Concernant la demande de Xavier D., il ne saurait être reproché à la Sasu Eco Bati bois de ne pas s'être acquitté des redevances dues immédiatement et d'avoir engagé un recours contre sa condamnation en paiement et en fixation de créance, dès lors qu'elle a obtenu la réduction des montants sollicités et qu'elle alléguait de la nullité du contrat de redevance.
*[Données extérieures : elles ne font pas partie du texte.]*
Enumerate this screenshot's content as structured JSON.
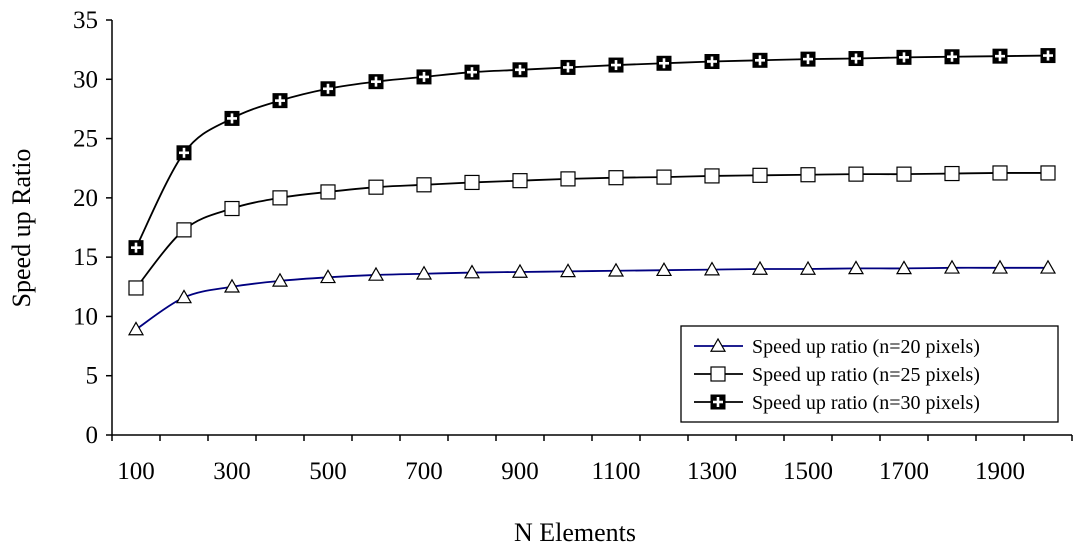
{
  "chart_data": {
    "type": "line",
    "title": "",
    "xlabel": "N Elements",
    "ylabel": "Speed up Ratio",
    "x": [
      100,
      200,
      300,
      400,
      500,
      600,
      700,
      800,
      900,
      1000,
      1100,
      1200,
      1300,
      1400,
      1500,
      1600,
      1700,
      1800,
      1900,
      2000
    ],
    "x_tick_labels": [
      "100",
      "300",
      "500",
      "700",
      "900",
      "1100",
      "1300",
      "1500",
      "1700",
      "1900"
    ],
    "y_tick_labels": [
      "0",
      "5",
      "10",
      "15",
      "20",
      "25",
      "30",
      "35"
    ],
    "ylim": [
      0,
      35
    ],
    "grid": false,
    "legend_position": "bottom-right",
    "series": [
      {
        "name": "Speed up ratio (n=20 pixels)",
        "marker": "triangle",
        "color": "#000080",
        "values": [
          8.9,
          11.6,
          12.5,
          13.0,
          13.3,
          13.5,
          13.6,
          13.7,
          13.75,
          13.8,
          13.85,
          13.9,
          13.95,
          14.0,
          14.0,
          14.05,
          14.05,
          14.1,
          14.1,
          14.1
        ]
      },
      {
        "name": "Speed up ratio (n=25 pixels)",
        "marker": "square",
        "color": "#000000",
        "values": [
          12.4,
          17.3,
          19.1,
          20.0,
          20.5,
          20.9,
          21.1,
          21.3,
          21.45,
          21.6,
          21.7,
          21.75,
          21.85,
          21.9,
          21.95,
          22.0,
          22.0,
          22.05,
          22.1,
          22.1
        ]
      },
      {
        "name": "Speed up ratio (n=30 pixels)",
        "marker": "square-cross",
        "color": "#000000",
        "values": [
          15.8,
          23.8,
          26.7,
          28.2,
          29.2,
          29.8,
          30.2,
          30.6,
          30.8,
          31.0,
          31.2,
          31.35,
          31.5,
          31.6,
          31.7,
          31.75,
          31.85,
          31.9,
          31.95,
          32.0
        ]
      }
    ]
  }
}
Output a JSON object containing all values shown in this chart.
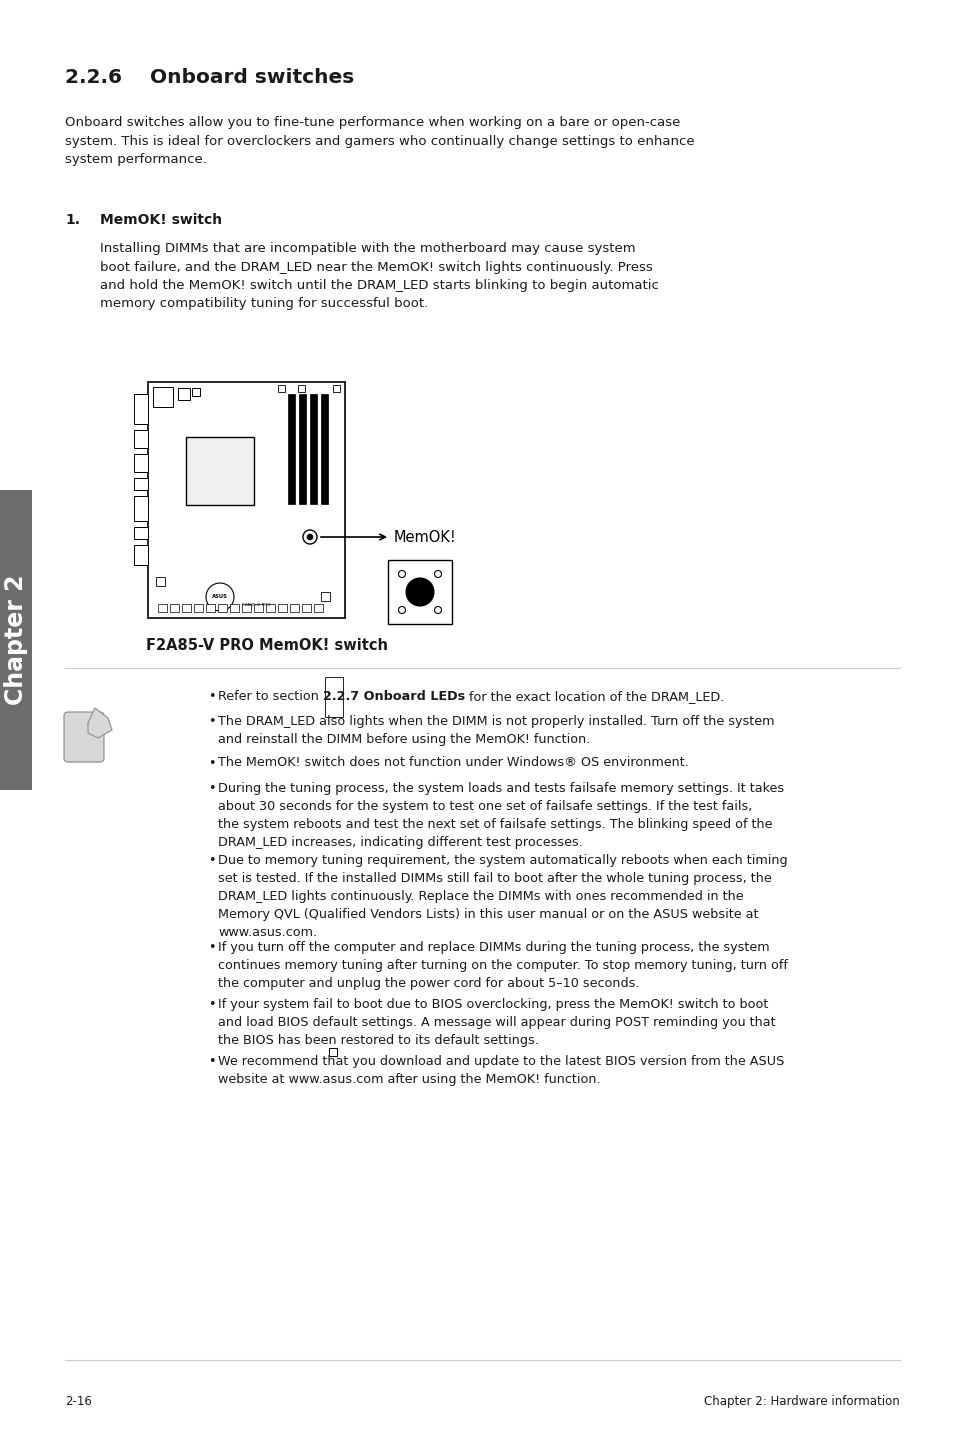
{
  "title_num": "2.2.6",
  "title_text": "Onboard switches",
  "intro_text": "Onboard switches allow you to fine-tune performance when working on a bare or open-case\nsystem. This is ideal for overclockers and gamers who continually change settings to enhance\nsystem performance.",
  "subsection_number": "1.",
  "subsection_title": "MemOK! switch",
  "subsection_body": "Installing DIMMs that are incompatible with the motherboard may cause system\nboot failure, and the DRAM_LED near the MemOK! switch lights continuously. Press\nand hold the MemOK! switch until the DRAM_LED starts blinking to begin automatic\nmemory compatibility tuning for successful boot.",
  "image_caption": "F2A85-V PRO MemOK! switch",
  "bullet_items": [
    {
      "pre": "Refer to section ",
      "bold": "2.2.7 Onboard LEDs",
      "post": " for the exact location of the DRAM_LED.",
      "lines": 1
    },
    {
      "pre": "The DRAM_LED also lights when the DIMM is not properly installed. Turn off the system\nand reinstall the DIMM before using the MemOK! function.",
      "bold": "",
      "post": "",
      "lines": 2
    },
    {
      "pre": "The MemOK! switch does not function under Windows® OS environment.",
      "bold": "",
      "post": "",
      "lines": 1
    },
    {
      "pre": "During the tuning process, the system loads and tests failsafe memory settings. It takes\nabout 30 seconds for the system to test one set of failsafe settings. If the test fails,\nthe system reboots and test the next set of failsafe settings. The blinking speed of the\nDRAM_LED increases, indicating different test processes.",
      "bold": "",
      "post": "",
      "lines": 4
    },
    {
      "pre": "Due to memory tuning requirement, the system automatically reboots when each timing\nset is tested. If the installed DIMMs still fail to boot after the whole tuning process, the\nDRAM_LED lights continuously. Replace the DIMMs with ones recommended in the\nMemory QVL (Qualified Vendors Lists) in this user manual or on the ASUS website at\nwww.asus.com.",
      "bold": "",
      "post": "",
      "lines": 5
    },
    {
      "pre": "If you turn off the computer and replace DIMMs during the tuning process, the system\ncontinues memory tuning after turning on the computer. To stop memory tuning, turn off\nthe computer and unplug the power cord for about 5–10 seconds.",
      "bold": "",
      "post": "",
      "lines": 3
    },
    {
      "pre": "If your system fail to boot due to BIOS overclocking, press the MemOK! switch to boot\nand load BIOS default settings. A message will appear during POST reminding you that\nthe BIOS has been restored to its default settings.",
      "bold": "",
      "post": "",
      "lines": 3
    },
    {
      "pre": "We recommend that you download and update to the latest BIOS version from the ASUS\nwebsite at www.asus.com after using the MemOK! function.",
      "bold": "",
      "post": "",
      "lines": 2
    }
  ],
  "footer_left": "2-16",
  "footer_right": "Chapter 2: Hardware information",
  "sidebar_text": "Chapter 2",
  "bg_color": "#ffffff",
  "text_color": "#1a1a1a",
  "sidebar_bg": "#6d6d6d",
  "sidebar_text_color": "#ffffff",
  "line_color": "#cccccc"
}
Par ailleurs, la résistance a une action en justice constitue un droit et ne dégénère en abus pouvant donner lieu à réparation que s'il constitue un acte de malice ou de mauvaise foi insuffisamment caractérisé en l'espèce.
La demande reconventionnelle en dommages et intérêts pour résistance abusive présentée par Xavier D. doit être rejetée.
- sur les demandes accessoires :
La SASU Eco Bati Bois qui succombe pour l'essentiel supportera les dépens d'appel et versera 1.500 euros à Xavier D. en application de l'article 700 du cpc.
PAR CES MOTIFS :
La Cour, après en avoir délibéré, statuant publiquement par mise à disposition au greffe, par arrêt réputé contradictoire et en dernier ressort,
- déclare l'appel recevable
- infirme le jugement, mais seulement en ce qu'il a :
* fixé au passif du redressement judiciaire de la société Eco Bati Bois la somme de 139 044,29 euros à titre de créance au profit de Monsieur D. ;
* condamné la société Eco Bati Bois à payer à Monsieur D. la somme de 14.202,73 euros ;
* dit que la société Eco Bati Bois devra procéder à ses frais à la radiation de la licence portant sur la marque Prefaland au registre national des marques sous astreinte de 100 euros par jour de retard passé le délai d'un mois à compter de la signification du présent jugement et pour une durée de 3 mois ;
Et statuant à nouveau sur les chefs infirmés, et y ajoutant,
- fixe au passif du redressement judiciaire de la société Eco Bati Bois la somme de 86.937,12 euros ttc à titre de créance au profit de Xavier D. ;
- condamne la société Eco Bati Bois à payer à Xavier D. la somme de 1.174,39 euros ttc euros ;
- dit que la société Eco Bati Bois devra procéder à ses frais à la radiation de la licence portant sur la marque Prefaland au registre national des marques sous astreinte de 50 euros par jour de retard passé le délai d'un mois à compter de la signification du présent arrêt et pour une durée de 3 mois ;
- confirme le jugement pour le surplus
- déboute les parties de leurs autres demandes
- condamne la SASU Eco Bati Bois aux dépens d'appel
Vu l'article 700 du code de procédure civile,
- condamne la SASU Eco Bati Bois à payer à Xavier D. la somme de 1.500 euros.